Online Marketplaces Continue to Change the CRE Lending Market
Helped by recent low interest rates, the CRE lending markets have managed to keep up with the worrying wall of maturities. Nevertheless, many real-estate owners who refinance their maturing debts will have to find alternative sources of funds, said Paul Fitzsimmons, head of CMBS research at Kroll Bond Rating Agency. Such waves of maturing CRE loans thus remain a source of some worry for some existing CMBS bondholders; a mini-wave of maturities of 5-year loans done in 2007 sent 2012 delinquency rates to an all-time high—and volume was only about half of the current expected wave.
This current wave presents opportunity for newer types of commercial loan originators. Online marketplaces such as RealtyShares may be well positioned to provide competitive bridge financings to refinance maturing loans. These new lenders of “bridge” and permanent loans to help prevent maturity defaults are well positioned to take up the slack to the extent that markets face capacity constraints.

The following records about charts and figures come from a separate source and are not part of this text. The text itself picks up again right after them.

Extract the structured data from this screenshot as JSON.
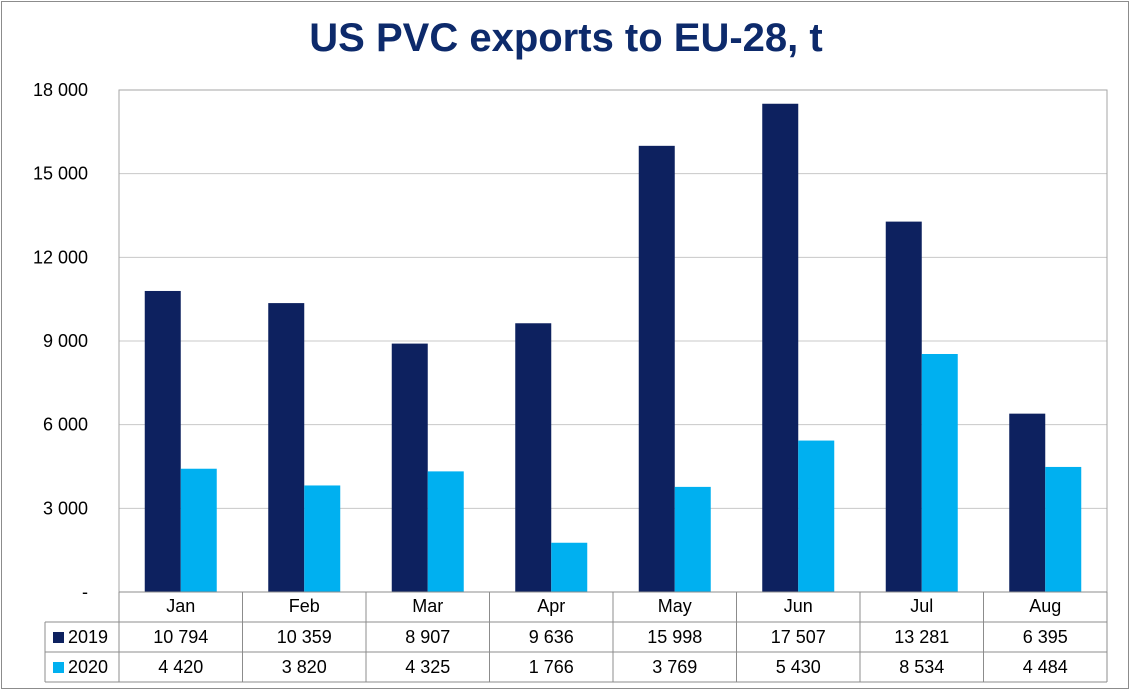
{
  "chart_data": {
    "type": "bar",
    "title": "US PVC exports to EU-28, t",
    "categories": [
      "Jan",
      "Feb",
      "Mar",
      "Apr",
      "May",
      "Jun",
      "Jul",
      "Aug"
    ],
    "series": [
      {
        "name": "2019",
        "color": "#0d215f",
        "values": [
          10794,
          10359,
          8907,
          9636,
          15998,
          17507,
          13281,
          6395
        ],
        "labels": [
          "10 794",
          "10 359",
          "8 907",
          "9 636",
          "15 998",
          "17 507",
          "13 281",
          "6 395"
        ]
      },
      {
        "name": "2020",
        "color": "#00b0f0",
        "values": [
          4420,
          3820,
          4325,
          1766,
          3769,
          5430,
          8534,
          4484
        ],
        "labels": [
          "4 420",
          "3 820",
          "4 325",
          "1 766",
          "3 769",
          "5 430",
          "8 534",
          "4 484"
        ]
      }
    ],
    "ylim": [
      0,
      18000
    ],
    "yticks": [
      0,
      3000,
      6000,
      9000,
      12000,
      15000,
      18000
    ],
    "ytick_labels": [
      "-",
      "3 000",
      "6 000",
      "9 000",
      "12 000",
      "15 000",
      "18 000"
    ],
    "grid": true,
    "data_table": true,
    "legend": "data-table"
  }
}
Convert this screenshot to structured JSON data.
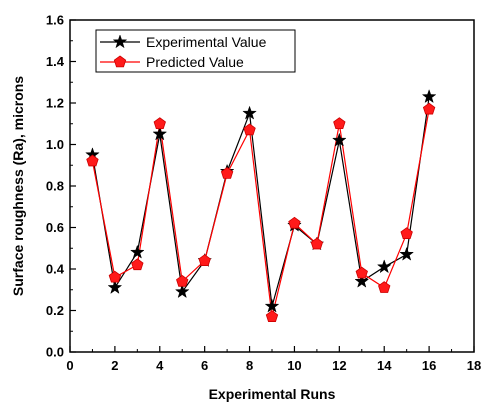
{
  "chart_data": {
    "type": "line",
    "title": "",
    "xlabel": "Experimental Runs",
    "ylabel": "Surface roughness (Ra), microns",
    "xlim": [
      0,
      18
    ],
    "ylim": [
      0.0,
      1.6
    ],
    "x_ticks": [
      "0",
      "2",
      "4",
      "6",
      "8",
      "10",
      "12",
      "14",
      "16",
      "18"
    ],
    "y_ticks": [
      "0.0",
      "0.2",
      "0.4",
      "0.6",
      "0.8",
      "1.0",
      "1.2",
      "1.4",
      "1.6"
    ],
    "grid": false,
    "legend_position": "top-left",
    "x": [
      1,
      2,
      3,
      4,
      5,
      6,
      7,
      8,
      9,
      10,
      11,
      12,
      13,
      14,
      15,
      16
    ],
    "series": [
      {
        "name": "Experimental Value",
        "marker": "star",
        "color": "#000000",
        "values": [
          0.95,
          0.31,
          0.48,
          1.05,
          0.29,
          0.44,
          0.87,
          1.15,
          0.22,
          0.61,
          0.52,
          1.02,
          0.34,
          0.41,
          0.47,
          1.23
        ]
      },
      {
        "name": "Predicted Value",
        "marker": "pentagon",
        "color": "#ff0000",
        "values": [
          0.92,
          0.36,
          0.42,
          1.1,
          0.34,
          0.44,
          0.86,
          1.07,
          0.17,
          0.62,
          0.52,
          1.1,
          0.38,
          0.31,
          0.57,
          1.17
        ]
      }
    ]
  }
}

These online lenders have already made big strides in providing competitive bridge financings that provide borrowers with the “runway-extending” financing needed to re-stabilize a property. Many of these lenders are increasingly moving toward permanent loans as well—and if the conventional lenders remain unable to adequately service the CRE market, the opportunity for these newer players will only increase.
If the supply-and-demand fundamentals remain favorable to lenders, then they should be able to extract a sufficient risk premium that reflects the limited supply of capital as compared to the underlying property risk. The next few years could, in fact, turn out to be a great time to be investing through these online lenders.